I guess part of where the apprehension of increasing the complexity of statistical methods may be coming from is (1) that people might be worried about decreasing the accessibility of their work or (2) if you don't have a strong understanding of the math, you run the risk of pushing complexity somewhere you aren't as equipped to deal with it. With regards to (1), I know that one of our frequent collaborators had developed a quantum dynamics model of decision making that was showing impressive results characterizing the data, but I do not envy the amount of effort I'm sure he has to put into explaining the math in his papers. (2) might be addressed through more interdisciplinary collaboration, but I think you need both the support for development of methodology and adoption.
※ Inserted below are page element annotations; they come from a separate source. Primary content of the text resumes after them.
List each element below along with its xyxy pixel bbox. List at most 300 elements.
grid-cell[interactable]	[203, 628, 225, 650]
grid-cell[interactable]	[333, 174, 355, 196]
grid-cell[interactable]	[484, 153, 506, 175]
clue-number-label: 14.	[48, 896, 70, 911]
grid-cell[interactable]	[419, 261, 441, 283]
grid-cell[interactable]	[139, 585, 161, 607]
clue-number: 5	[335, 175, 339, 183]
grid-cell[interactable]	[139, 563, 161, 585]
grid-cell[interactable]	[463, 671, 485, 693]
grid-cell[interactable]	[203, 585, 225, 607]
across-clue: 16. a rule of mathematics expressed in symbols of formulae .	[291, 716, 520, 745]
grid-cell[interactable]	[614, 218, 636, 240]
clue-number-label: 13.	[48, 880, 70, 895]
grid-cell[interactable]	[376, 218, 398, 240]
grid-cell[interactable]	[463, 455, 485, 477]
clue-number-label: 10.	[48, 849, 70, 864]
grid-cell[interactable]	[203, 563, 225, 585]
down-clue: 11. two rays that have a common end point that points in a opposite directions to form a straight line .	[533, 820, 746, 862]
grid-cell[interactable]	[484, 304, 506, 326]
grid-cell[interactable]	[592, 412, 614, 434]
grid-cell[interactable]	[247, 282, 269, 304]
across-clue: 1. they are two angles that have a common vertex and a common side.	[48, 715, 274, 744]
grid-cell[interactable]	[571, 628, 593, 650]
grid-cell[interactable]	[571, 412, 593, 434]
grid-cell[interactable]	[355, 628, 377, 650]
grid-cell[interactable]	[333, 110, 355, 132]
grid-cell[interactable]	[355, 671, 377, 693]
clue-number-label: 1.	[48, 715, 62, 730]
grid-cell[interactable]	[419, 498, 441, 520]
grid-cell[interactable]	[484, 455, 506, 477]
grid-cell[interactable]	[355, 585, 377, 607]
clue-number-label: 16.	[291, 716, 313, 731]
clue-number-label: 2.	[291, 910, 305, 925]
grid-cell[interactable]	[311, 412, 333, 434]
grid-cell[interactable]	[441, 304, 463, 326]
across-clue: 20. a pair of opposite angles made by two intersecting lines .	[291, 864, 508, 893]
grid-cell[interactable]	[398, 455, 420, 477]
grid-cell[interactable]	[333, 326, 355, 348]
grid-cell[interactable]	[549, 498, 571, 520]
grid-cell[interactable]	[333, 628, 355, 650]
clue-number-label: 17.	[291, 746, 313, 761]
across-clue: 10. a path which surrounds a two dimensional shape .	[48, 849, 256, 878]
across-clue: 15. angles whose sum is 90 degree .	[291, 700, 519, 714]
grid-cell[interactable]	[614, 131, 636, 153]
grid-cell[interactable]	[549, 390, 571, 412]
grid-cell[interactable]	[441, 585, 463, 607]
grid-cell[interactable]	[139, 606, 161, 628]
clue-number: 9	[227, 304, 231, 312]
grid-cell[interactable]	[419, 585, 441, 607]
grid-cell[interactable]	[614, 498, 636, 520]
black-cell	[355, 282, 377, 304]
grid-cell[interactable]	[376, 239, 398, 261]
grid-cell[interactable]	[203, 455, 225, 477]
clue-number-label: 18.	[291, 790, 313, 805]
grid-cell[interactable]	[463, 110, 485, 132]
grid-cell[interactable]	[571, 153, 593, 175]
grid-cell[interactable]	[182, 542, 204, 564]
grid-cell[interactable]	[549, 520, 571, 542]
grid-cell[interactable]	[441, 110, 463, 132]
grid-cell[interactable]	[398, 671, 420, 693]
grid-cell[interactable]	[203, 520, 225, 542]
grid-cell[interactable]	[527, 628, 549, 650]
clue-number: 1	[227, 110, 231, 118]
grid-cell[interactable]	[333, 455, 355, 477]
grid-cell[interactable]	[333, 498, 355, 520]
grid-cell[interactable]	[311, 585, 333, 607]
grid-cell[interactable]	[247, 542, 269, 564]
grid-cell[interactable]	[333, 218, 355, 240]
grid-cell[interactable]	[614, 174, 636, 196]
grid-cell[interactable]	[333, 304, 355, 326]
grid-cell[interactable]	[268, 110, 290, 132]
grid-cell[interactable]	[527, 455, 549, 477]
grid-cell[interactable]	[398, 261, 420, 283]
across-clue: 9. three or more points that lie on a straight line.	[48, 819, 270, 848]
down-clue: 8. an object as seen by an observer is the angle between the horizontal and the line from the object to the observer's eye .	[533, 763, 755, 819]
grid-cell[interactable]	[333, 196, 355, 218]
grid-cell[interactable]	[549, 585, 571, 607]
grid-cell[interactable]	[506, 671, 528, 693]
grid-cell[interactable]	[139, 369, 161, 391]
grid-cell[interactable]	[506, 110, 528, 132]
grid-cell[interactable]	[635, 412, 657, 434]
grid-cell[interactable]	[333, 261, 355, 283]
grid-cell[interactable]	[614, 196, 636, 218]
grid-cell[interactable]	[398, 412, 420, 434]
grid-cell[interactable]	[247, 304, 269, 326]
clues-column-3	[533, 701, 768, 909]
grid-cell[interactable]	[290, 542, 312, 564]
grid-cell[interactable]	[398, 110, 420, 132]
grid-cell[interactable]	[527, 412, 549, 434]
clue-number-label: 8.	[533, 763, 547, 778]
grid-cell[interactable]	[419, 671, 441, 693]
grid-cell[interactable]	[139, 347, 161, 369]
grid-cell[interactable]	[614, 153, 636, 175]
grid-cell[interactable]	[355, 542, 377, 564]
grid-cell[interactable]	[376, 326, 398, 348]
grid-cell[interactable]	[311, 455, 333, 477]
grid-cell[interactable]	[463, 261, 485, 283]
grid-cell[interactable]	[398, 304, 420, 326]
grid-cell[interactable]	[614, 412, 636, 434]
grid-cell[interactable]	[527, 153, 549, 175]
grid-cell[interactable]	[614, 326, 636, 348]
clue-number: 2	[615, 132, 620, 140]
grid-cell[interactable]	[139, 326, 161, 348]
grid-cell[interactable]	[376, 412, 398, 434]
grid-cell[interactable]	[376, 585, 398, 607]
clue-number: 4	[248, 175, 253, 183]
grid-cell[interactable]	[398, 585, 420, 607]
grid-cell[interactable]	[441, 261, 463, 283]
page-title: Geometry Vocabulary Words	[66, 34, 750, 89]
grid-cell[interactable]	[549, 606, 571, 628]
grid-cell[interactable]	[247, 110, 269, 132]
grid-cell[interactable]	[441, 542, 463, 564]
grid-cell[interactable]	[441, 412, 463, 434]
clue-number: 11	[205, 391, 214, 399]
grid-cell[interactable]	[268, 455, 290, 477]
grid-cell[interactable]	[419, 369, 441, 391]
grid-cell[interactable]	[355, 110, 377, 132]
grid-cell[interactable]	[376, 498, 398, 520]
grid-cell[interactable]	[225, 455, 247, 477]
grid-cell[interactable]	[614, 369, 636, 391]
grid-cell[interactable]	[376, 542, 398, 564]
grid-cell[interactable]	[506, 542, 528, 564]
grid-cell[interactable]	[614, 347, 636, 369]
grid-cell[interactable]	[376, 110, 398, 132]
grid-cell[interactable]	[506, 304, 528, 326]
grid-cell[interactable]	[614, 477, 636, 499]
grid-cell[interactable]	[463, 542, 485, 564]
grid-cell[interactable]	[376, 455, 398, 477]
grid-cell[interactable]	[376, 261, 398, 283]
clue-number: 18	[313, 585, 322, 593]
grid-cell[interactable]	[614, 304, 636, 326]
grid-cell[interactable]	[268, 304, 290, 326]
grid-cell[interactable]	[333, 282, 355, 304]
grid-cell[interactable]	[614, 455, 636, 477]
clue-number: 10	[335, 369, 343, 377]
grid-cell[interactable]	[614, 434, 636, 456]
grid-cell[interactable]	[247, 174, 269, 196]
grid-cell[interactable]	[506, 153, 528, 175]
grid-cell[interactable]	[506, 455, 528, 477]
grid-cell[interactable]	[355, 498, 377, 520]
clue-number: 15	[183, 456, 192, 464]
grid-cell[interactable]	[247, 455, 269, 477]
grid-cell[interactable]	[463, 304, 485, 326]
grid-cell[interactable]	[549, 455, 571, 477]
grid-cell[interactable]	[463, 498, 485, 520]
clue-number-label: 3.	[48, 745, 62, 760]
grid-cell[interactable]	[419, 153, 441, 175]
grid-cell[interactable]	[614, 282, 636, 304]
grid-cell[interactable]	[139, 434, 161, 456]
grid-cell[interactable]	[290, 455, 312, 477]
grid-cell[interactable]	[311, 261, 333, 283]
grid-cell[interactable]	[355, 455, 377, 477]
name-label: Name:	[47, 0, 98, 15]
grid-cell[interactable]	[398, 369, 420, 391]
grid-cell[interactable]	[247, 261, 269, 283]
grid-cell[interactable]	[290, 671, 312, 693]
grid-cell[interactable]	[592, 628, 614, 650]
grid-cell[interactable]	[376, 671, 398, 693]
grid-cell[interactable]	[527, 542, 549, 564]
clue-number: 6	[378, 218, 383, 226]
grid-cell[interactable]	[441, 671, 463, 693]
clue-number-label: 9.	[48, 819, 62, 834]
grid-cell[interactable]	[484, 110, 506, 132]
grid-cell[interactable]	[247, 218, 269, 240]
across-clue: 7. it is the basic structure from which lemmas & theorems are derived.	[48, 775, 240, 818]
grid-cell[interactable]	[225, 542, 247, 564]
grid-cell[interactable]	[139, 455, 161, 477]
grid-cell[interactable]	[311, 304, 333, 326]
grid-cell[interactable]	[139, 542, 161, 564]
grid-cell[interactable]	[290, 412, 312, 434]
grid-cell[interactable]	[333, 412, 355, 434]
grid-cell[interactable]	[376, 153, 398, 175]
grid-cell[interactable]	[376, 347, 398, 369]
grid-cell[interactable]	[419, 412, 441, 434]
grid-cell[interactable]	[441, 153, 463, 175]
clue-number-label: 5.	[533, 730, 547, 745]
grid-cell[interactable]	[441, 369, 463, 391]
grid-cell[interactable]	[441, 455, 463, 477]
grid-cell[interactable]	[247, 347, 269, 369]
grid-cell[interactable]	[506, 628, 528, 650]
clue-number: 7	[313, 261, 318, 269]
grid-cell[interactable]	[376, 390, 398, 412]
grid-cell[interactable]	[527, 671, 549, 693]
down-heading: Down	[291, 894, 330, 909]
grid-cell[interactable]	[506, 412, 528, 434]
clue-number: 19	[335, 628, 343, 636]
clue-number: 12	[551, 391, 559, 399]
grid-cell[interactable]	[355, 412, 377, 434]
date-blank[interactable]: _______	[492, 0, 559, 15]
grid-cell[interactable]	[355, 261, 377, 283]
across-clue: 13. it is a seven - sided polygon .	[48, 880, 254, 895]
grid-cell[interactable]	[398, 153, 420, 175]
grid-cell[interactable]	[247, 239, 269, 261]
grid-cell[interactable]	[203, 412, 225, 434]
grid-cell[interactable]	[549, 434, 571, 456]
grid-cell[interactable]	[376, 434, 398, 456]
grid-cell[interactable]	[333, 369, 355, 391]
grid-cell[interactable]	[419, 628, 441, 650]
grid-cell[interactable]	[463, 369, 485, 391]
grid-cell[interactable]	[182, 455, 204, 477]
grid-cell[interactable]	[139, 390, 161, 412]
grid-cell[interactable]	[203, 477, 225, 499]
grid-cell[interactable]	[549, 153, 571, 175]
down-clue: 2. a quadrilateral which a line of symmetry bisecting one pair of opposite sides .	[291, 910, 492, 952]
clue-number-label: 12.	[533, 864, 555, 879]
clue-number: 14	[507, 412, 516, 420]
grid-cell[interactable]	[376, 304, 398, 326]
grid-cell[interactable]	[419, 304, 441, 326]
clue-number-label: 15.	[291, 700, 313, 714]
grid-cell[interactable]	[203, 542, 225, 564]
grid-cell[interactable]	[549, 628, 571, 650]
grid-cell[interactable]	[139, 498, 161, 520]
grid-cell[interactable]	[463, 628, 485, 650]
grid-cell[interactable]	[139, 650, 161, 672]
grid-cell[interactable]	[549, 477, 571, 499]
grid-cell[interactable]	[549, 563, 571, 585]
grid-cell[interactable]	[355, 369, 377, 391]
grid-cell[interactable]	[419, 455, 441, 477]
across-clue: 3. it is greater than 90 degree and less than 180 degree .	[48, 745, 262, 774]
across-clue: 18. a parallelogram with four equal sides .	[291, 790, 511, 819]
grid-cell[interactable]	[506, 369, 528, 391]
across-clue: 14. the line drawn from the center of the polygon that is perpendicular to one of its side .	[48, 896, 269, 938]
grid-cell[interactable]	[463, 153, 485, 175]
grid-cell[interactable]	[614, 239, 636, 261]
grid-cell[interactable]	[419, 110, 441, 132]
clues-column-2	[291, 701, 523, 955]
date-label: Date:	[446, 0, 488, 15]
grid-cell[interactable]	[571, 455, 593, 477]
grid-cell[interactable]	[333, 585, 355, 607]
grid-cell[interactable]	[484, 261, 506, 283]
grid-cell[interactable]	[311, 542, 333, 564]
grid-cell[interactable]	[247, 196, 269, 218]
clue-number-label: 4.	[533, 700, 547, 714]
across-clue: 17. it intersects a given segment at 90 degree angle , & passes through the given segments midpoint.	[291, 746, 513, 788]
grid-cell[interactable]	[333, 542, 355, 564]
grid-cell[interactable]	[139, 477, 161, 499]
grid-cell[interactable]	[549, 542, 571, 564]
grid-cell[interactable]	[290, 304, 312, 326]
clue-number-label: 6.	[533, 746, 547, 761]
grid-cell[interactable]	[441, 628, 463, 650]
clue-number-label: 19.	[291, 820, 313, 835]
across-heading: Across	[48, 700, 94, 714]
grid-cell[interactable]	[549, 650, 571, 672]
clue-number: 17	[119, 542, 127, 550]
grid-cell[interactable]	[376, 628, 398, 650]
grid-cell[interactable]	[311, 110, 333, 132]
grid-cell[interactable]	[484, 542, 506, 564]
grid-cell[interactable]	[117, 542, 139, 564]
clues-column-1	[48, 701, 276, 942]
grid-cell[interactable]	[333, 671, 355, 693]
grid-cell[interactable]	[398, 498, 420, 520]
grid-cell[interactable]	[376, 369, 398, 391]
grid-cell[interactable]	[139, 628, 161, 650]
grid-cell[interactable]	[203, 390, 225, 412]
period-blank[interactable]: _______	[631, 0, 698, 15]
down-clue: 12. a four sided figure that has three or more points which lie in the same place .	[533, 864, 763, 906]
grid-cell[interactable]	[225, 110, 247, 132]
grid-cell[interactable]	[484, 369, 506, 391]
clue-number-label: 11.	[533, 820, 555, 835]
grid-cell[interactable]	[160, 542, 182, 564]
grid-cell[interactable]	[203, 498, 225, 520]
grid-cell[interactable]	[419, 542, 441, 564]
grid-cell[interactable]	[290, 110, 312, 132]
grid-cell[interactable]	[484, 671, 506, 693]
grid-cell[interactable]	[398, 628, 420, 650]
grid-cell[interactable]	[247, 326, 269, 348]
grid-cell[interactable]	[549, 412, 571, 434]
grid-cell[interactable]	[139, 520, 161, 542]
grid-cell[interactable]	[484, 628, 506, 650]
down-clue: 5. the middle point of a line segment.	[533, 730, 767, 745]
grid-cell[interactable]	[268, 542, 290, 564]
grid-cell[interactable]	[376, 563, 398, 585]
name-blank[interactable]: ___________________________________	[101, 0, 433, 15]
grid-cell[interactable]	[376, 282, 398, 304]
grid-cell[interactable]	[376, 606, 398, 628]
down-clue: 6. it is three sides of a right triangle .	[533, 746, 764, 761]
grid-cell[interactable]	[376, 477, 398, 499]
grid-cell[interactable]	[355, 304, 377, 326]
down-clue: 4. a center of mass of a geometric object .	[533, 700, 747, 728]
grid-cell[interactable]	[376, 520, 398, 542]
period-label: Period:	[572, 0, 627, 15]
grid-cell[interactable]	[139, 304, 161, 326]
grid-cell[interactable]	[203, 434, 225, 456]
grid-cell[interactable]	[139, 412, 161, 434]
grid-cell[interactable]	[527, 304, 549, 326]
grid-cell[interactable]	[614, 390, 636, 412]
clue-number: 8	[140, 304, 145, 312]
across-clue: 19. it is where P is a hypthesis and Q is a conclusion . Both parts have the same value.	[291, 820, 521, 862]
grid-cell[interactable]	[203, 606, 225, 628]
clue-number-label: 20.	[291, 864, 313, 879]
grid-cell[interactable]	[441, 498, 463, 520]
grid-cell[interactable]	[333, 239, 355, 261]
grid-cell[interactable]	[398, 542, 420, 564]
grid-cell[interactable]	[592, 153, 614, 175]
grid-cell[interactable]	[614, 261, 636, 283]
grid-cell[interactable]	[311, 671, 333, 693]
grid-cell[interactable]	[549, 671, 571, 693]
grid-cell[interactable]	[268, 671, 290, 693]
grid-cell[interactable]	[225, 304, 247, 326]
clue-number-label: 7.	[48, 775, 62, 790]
If you don't mind me asking, what area were you working in? And how did you go about transitioning to becoming a software engineer? I started out programming doing simulations like Conway's Game of Life and the like in a course that taught programming for cognitive scientists, and along the way kinda fell in love with it. When I decided to do an honors thesis, I got the chance to do way more programming than is expected in an undergraduate psychology degree: Using an OWL ontology in the planning stage to help with the experiment's implementation, debugging the experiment, doing analyses, and writing a visualization program to simplify recovering the orientation of Multidimensional Scaling Solutions. Coming out of my undergraduate, I'm thinking a career writing software either as a developer or engineer looks preferable to going back to school right now, but python junior-dev positions are proving tricky to find in Indy.
> In retrospect, Bem’s paper had huge, obvious multiple comparisons problems—the editor and his four reviewers just didn’t know what to look for—but back in 2011 we weren’t so good at noticing this sort of thing.
I was a postdoc in a Psychology department when this was going on, and "obvious multiple comparisons problems" isn't a good characterization. Any competent psychology researcher in 2011 (a) understood multiple comparisons and looked for them as a matter of course (b) knew there was something wrong with Bem's paper (see the editorial disclaimer).
Here is the main takedown of it: https://dl.dropboxusercontent.com/u/1018886/Bem6.pdf
That is some pretty advanced statistics, not just "correct for multiple comparisons".
What was ongoing then, and continues now, is that psychology and social science in general is coming around to the realization that the tools of the past 50 years are flawed, and to correct them, they need to become better statisticians. But it isn't a matter of "take stats 101 noobs", these are people who have been doing statistical analysis routinely for years. I think there is anxiety that to really do things right you need to _primarily be_ a statistician.
So there is some defensiveness in social sciences about this, certainly not helped by the fact that every jackass on the internet whose taken an undergrad math class thinks they know better.
In the end I quit my psych research job to be a software engineer since all the stats hurt my head and I needed something less quantitative to do.